Often when it seems we have extreme credence in a model this just holds “at a certain level of detail”, and if we looked at a richer space of models that makes more fine-grained distinctions we’d say that our credence is distributed over a (potentially very large) family of models.
There is a difference between an extreme all-things-considered credence (i.e. in this simplified way of thinking about epistemics the ‘expected credence’ across models) and being highly confident in an extreme credence;
I think the latter is less often justified than the former.
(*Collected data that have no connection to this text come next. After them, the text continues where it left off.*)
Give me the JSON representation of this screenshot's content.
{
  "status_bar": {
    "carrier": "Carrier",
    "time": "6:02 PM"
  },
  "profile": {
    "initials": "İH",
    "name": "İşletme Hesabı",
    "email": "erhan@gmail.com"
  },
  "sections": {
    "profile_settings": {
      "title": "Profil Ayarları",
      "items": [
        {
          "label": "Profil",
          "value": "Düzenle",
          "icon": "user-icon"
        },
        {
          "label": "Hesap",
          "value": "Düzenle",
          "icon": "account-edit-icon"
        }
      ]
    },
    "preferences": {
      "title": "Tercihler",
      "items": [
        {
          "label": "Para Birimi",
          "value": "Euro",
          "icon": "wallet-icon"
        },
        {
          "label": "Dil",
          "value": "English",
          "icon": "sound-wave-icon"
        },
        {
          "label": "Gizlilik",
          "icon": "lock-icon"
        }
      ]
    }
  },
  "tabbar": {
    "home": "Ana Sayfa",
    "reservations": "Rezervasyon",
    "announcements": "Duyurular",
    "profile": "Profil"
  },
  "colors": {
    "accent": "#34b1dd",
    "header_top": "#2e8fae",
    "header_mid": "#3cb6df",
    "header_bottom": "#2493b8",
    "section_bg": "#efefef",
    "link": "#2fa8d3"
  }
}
And again if it seems that the latter is justified, I think it’ll often be because an extreme amount of credence is distributed among different models, but all of these models agree about some event we’re considering. (E.g. ~all models agree that I wont’t spontaneously die in the next second, or that Santa Clause isn’t going to appear in my bedroom.)
When different models agree that some event is the conjunction of many others, then each model will have an extreme credence for some event but the models might disagree about for which events the credence is extreme.
Taken together (i.e. across events/decisions) your all-things-considered credences might look therefore look “funny” or “inconsistent” (by the light of any single model). E.g. you might have non-extreme all-things-considered credence in two events based on two different models that are inconsistent with each other, and each of which rules out one of the events with extreme probability but not the other.
I acknowledge that I’m making somewhat vague claims here, and that in order to have anything close to a satisfying philosophical account of what’s going on I would need to spell out what exactly I mean by “often” etc. (Because as I said I do agree that these claims don’t always hold!)
Some fixed models also support macroscopic probabilities of indefinite survival: e.g. if in each generation each individual has a number of descendants drawn from a Poisson distribution with parameter 1.1, then there’s a finite chance of extinction in each generation but these diminish fast enough (as the population gets enormous) that if you make it through an initial rocky period you’re pretty much safe.
That model is clearly too optimistic because it doesn’t admit crises with correlated problems across all the individuals in a generation. But then there’s a question about how high is the unavoidable background rate of such crises (i.e. ones that remain even if you have a very sophisticated and well-resourced attempt to prevent them).
On current understanding I think the lower bounds for the rate of exogenous such events rely on things like false vacuum decay (and maybe GRBs while we’re local enough), and those lower bounds are really quite low, so it’s fairly plausible that the true rate is really low (though also plausible it’s higher because there are risks that aren’t observed/understood).
Bounding endogenous risk seems a bit harder to reason about. I think that you can give kind of fairytale/handwaving existence proofs of stable political systems (which might however be utterly horrific to us). Then it’s at least sort of plausible that there would be systems which are simultaneously extremely stable and also desirable.
To be clear, this makes a lot of sense to me, and I emphatically agree that understanding the arguments is valuable independently from whether this immediately changes a practical conclusion.